Jerusalem


During a work trip to Israel where I had to give a lecture in Jerusalem about the past and traditional kitchen styles, the contemporary and the future cuisine, I discovered for the first time the real Jewish cuisine.

I was already impressed by the history of this city but now at least as much as that of the culinary in this country.

Its walls, gates and holy places contain an intense history, esteemed throughout the world. But beyond its obvious beauty, Jerusalem shows a different face to discerning visitors. That of a young and surprising city, with unsuspected vitality.

One only has to see some neighborhood cafes, trendy bar and restaurants after dark to realize that, despite its millennial history, Jerusalem sparkles with a youthful mood. Whether it's to enjoy a good meal with friends or taste new cocktails, Jerusalem has no shortage of great addresses.

I was for example completely blown away by the atmosphere at the Mahane Yehuda, the emblematic market of the new city.

The holy city does not hide its appetite for spiritual food, as well as earthly. The cuisine is available here with assumed happiness.

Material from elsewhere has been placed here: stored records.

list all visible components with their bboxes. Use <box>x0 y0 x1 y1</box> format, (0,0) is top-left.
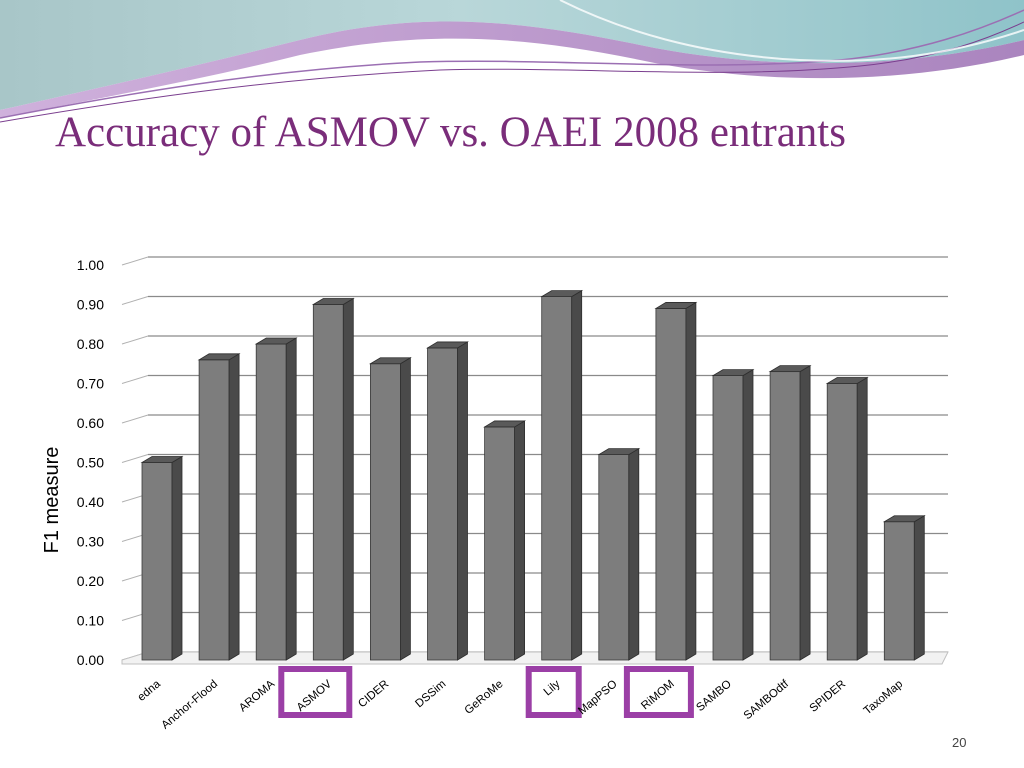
x-tick-label: MapPSO <box>576 678 619 717</box>
bar-top-RiMOM <box>654 302 698 309</box>
bar-top-ASMOV <box>311 298 355 305</box>
x-tick-label: SPIDER <box>808 678 849 715</box>
y-tick-label: 0.40 <box>77 494 104 510</box>
bar-top-CIDER <box>368 357 412 365</box>
x-tick-label: DSSim <box>413 678 448 710</box>
highlight-box-ASMOV <box>278 666 353 718</box>
x-tick-label: SAMBO <box>694 678 734 714</box>
bar-side-CIDER <box>399 357 411 661</box>
y-axis-label: F1 measure <box>41 447 63 554</box>
bar-chart: 0.00 0.10 0.20 0.30 0.40 0.50 0.60 0.70 0.80 0.90… <box>41 256 949 732</box>
gridline-diagonal <box>121 335 149 345</box>
y-tick-label: 0.50 <box>77 455 104 471</box>
bar-top-SPIDER <box>825 377 869 384</box>
bar-SAMBOdtf <box>769 371 801 661</box>
bar-ASMOV <box>312 304 344 661</box>
bar-side-SAMBO <box>742 368 754 661</box>
bar-DSSim <box>427 347 458 661</box>
x-tick-label: CIDER <box>356 678 391 710</box>
y-tick-label: 0.00 <box>77 652 104 668</box>
gridline-diagonal <box>121 454 149 463</box>
y-tick-label: 0.80 <box>77 336 104 352</box>
bar-top-Anchor-Flood <box>197 353 241 361</box>
bar-top-GeRoMe <box>483 420 527 428</box>
bar-SAMBO <box>712 375 744 661</box>
y-tick-label: 0.10 <box>77 613 104 629</box>
bar-side-AROMA <box>285 337 297 661</box>
bar-side-GeRoMe <box>514 420 526 661</box>
bar-SPIDER <box>826 383 858 661</box>
bar-side-edna <box>171 455 183 661</box>
bar-TaxoMap <box>883 521 915 661</box>
bar-top-AROMA <box>254 337 298 345</box>
bar-AROMA <box>255 343 287 661</box>
bar-side-Lily <box>571 289 583 661</box>
x-tick-label: ASMOV <box>295 678 335 714</box>
bar-top-edna <box>140 456 184 463</box>
bar-side-MapPSO <box>628 447 640 661</box>
highlight-box-Lily <box>525 666 582 718</box>
bar-Lily <box>541 296 573 661</box>
x-tick-label: SAMBOdtf <box>742 678 792 723</box>
bar-side-SPIDER <box>856 376 868 661</box>
gridline-diagonal <box>121 256 149 266</box>
x-tick-label: GeRoMe <box>463 678 506 717</box>
bar-MapPSO <box>598 454 630 661</box>
y-tick-label: 0.60 <box>77 415 104 431</box>
x-tick-label: edna <box>136 678 164 704</box>
gridline-diagonal <box>121 296 149 305</box>
gridline-diagonal <box>121 375 149 384</box>
bar-top-SAMBOdtf <box>768 365 812 373</box>
chart-floor <box>121 651 949 665</box>
bar-CIDER <box>369 363 401 661</box>
chart-panel: 0.00 0.10 0.20 0.30 0.40 0.50 0.60 0.70 0.80 0.90… <box>34 230 977 738</box>
bar-side-Anchor-Flood <box>228 353 240 661</box>
y-tick-label: 1.00 <box>77 257 104 273</box>
bar-top-SAMBO <box>711 369 755 377</box>
x-tick-label: RiMOM <box>639 678 677 712</box>
bar-edna <box>141 462 173 661</box>
x-tick-label: TaxoMap <box>862 678 905 717</box>
bar-top-TaxoMap <box>882 515 926 523</box>
bar-side-RiMOM <box>685 301 697 661</box>
x-tick-label: Anchor-Flood <box>159 678 220 732</box>
bar-side-ASMOV <box>342 297 354 661</box>
bar-GeRoMe <box>484 426 516 661</box>
y-tick-label: 0.90 <box>77 297 104 313</box>
page-number: 20 <box>952 735 967 750</box>
x-tick-label: Lily <box>542 678 563 698</box>
bar-top-Lily <box>540 290 584 297</box>
highlight-box-RiMOM <box>623 666 694 718</box>
bar-side-TaxoMap <box>913 515 925 661</box>
bar-side-SAMBOdtf <box>799 364 811 661</box>
y-tick-label: 0.30 <box>77 534 104 550</box>
bar-RiMOM <box>655 308 687 661</box>
y-tick-label: 0.70 <box>77 376 104 392</box>
bar-Anchor-Flood <box>198 359 230 661</box>
bar-top-DSSim <box>426 341 469 349</box>
y-tick-label: 0.20 <box>77 573 104 589</box>
x-tick-label: AROMA <box>237 678 277 715</box>
slide-title: Accuracy of ASMOV vs. OAEI 2008 entrants <box>55 109 846 156</box>
bar-side-DSSim <box>457 341 468 661</box>
bar-top-MapPSO <box>597 448 641 456</box>
gridline-diagonal <box>121 414 149 424</box>
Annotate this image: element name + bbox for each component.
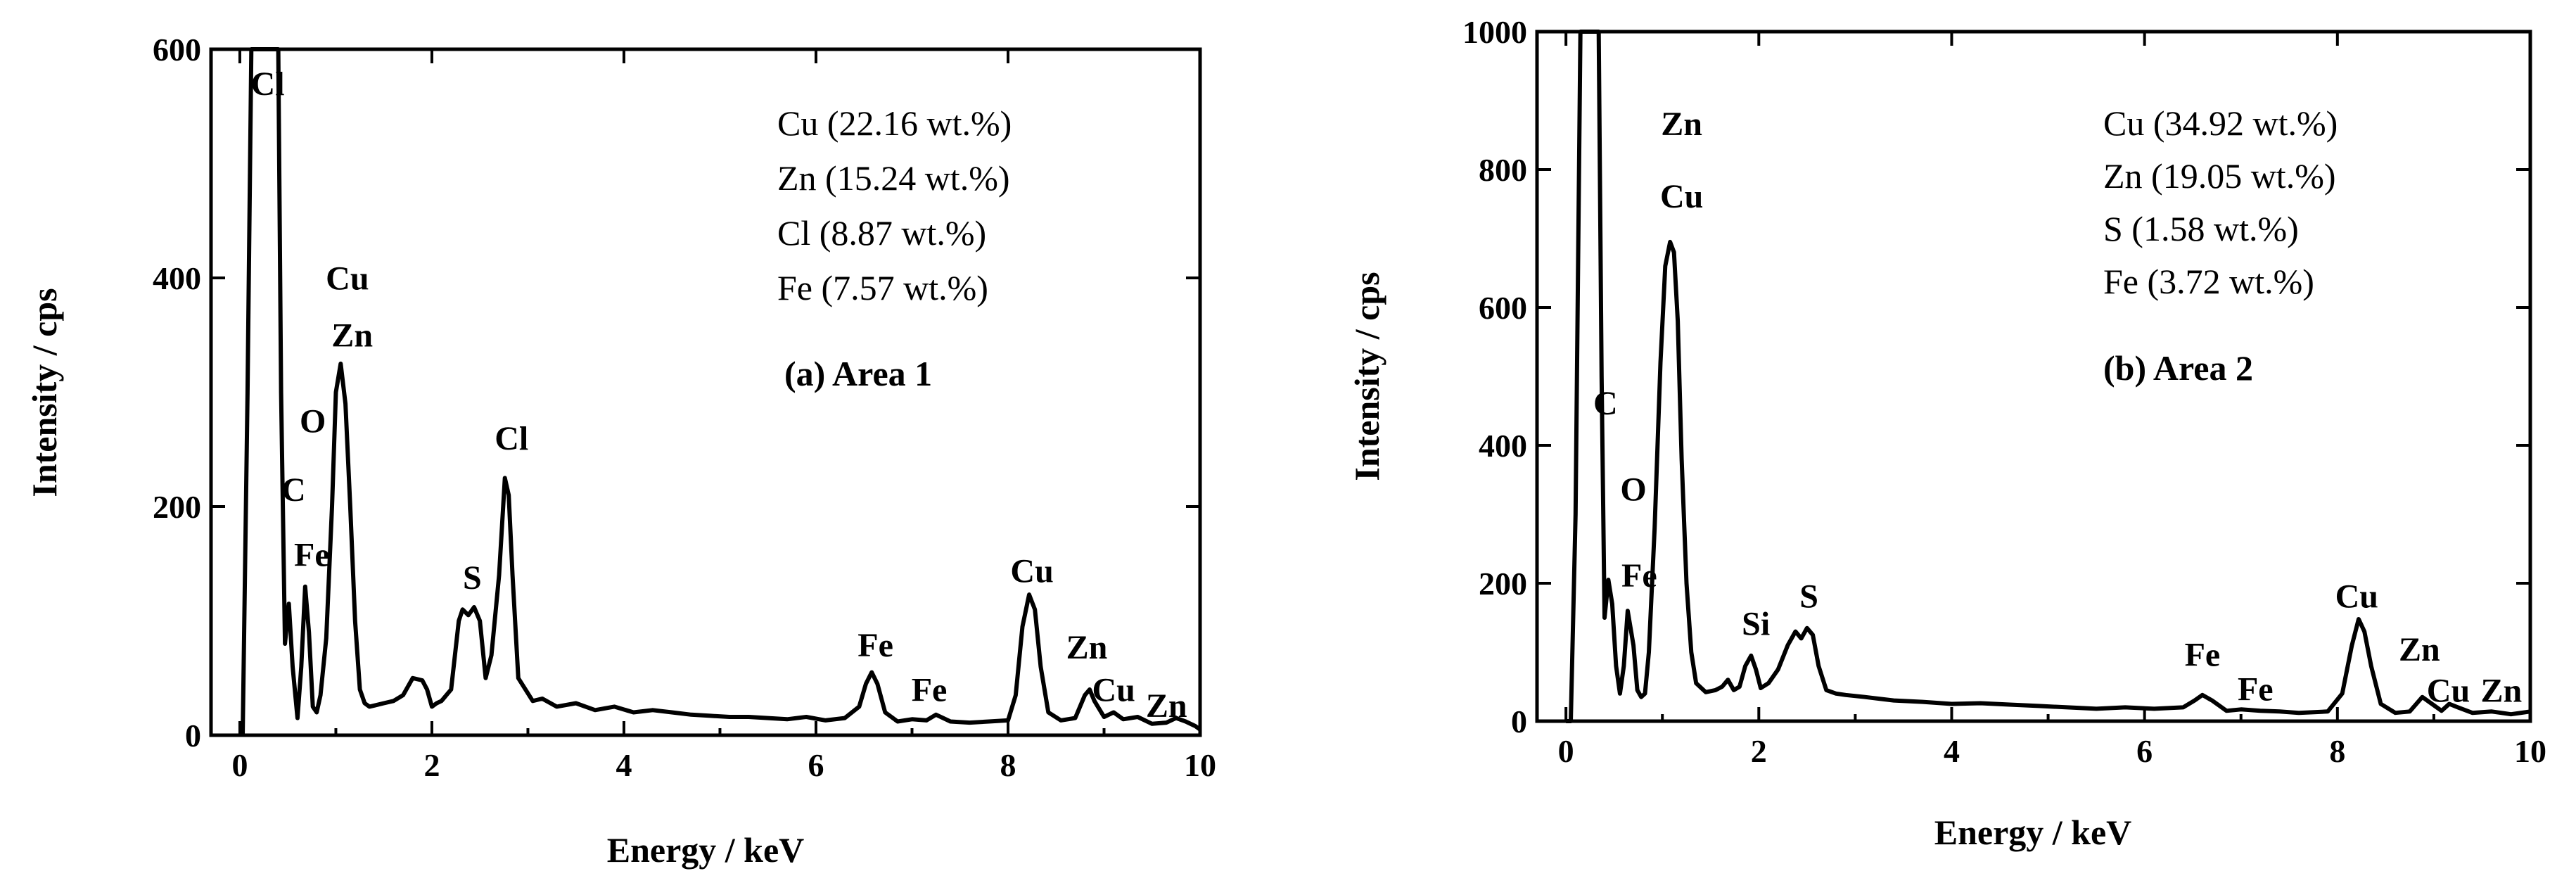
y-tick-label: 1000 xyxy=(1462,14,1527,50)
y-tick-label: 600 xyxy=(1479,290,1527,326)
peak-label: Si xyxy=(1742,606,1770,643)
chart-panel-b: 0 2 4 6 8 10 0 200 400 600 800 1000 Zn Cu C O Fe Si S Fe Fe… xyxy=(1347,14,2546,852)
composition-line: S (1.58 wt.%) xyxy=(2103,209,2299,248)
composition-line: Zn (15.24 wt.%) xyxy=(777,158,1010,198)
composition-line: Cl (8.87 wt.%) xyxy=(777,213,986,253)
x-tick-label: 0 xyxy=(1558,733,1574,769)
peak-label: Cu xyxy=(2427,673,2470,710)
x-tick-label: 8 xyxy=(2329,733,2345,769)
y-tick-label: 400 xyxy=(153,260,201,296)
peak-label: Cu xyxy=(1010,552,1053,590)
peak-label: Zn xyxy=(2481,673,2523,710)
x-tick-label: 6 xyxy=(2136,733,2153,769)
peak-label: Zn xyxy=(1661,106,1702,143)
x-tick-label: 10 xyxy=(2514,733,2546,769)
peak-label: Cu xyxy=(2335,578,2378,615)
ticks-a: 0 2 4 6 8 10 0 200 400 600 xyxy=(153,32,1216,783)
peak-label: Cu xyxy=(326,260,369,297)
peak-label: Fe xyxy=(2185,637,2221,674)
peak-labels-b: Zn Cu C O Fe Si S Fe Fe Cu Zn Cu Zn xyxy=(1593,106,2522,710)
x-tick-label: 0 xyxy=(231,747,248,783)
panel-label-a: (a) Area 1 xyxy=(784,354,932,393)
y-tick-label: 200 xyxy=(153,489,201,525)
peak-label: Zn xyxy=(1066,629,1108,666)
x-tick-label: 6 xyxy=(808,747,824,783)
peak-label: C xyxy=(281,471,306,509)
composition-line: Fe (3.72 wt.%) xyxy=(2103,262,2314,301)
composition-line: Cu (34.92 wt.%) xyxy=(2103,103,2338,143)
peak-label: Zn xyxy=(331,317,373,355)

It's hard to resist a smooth hummus, where chickpeas and tahina (creamy sesame paste) combine with the acidity of lemon and the freshness of parsley. And then the falafel, sabich (pita with roasted eggplant), beurek (phylo dough topped with vegetables or cheese) or knafeh (fresh goat cheese, angel hair and rose syrup). I can understand that the reputation of street food is worldwide known by its quality and ingenuity.

But in Jerusalem as elsewhere, gastronomy is constantly evolving, shaken up by foreign influences and the audacity of the chefs. Trendy young people then revel in elaborate tapas on the rooftop of a hotel, sip a detox juice in a Swedish-style café and enjoy refined cocktails at small eateries on the corner of the street.

Culinary festivals are organized as well: tastings, cooking classes with renowned chefs, festive tables, culinary innovations, conferences and artistic performances make these events a true gastronomic celebration.


Jerusalem - A Cookbook

If you like Jewish food and want to know more about it, then you should definitely buy Yotam Ottolenghi's book.

The book was produced by him and Sami Tamimi. Both were born in Jerusalem and raised in this city but emigrated a long time ago. With their book “Jerusalem”, they pay homage to their hometown. Sami Tamimi is a Muslim from East Jerusalem and Yotam Ottolenghi is a Jew from West Jerusalem. Their cooperation and the recipes published in the book are particularly representative of the cultural and culinary melting pot that is Jerusalem. The book presents an extremely varied Mediterranean cuisine with Arab and East European influences and it offers an abundance of vegetarian dishes, each more appetizing than the next.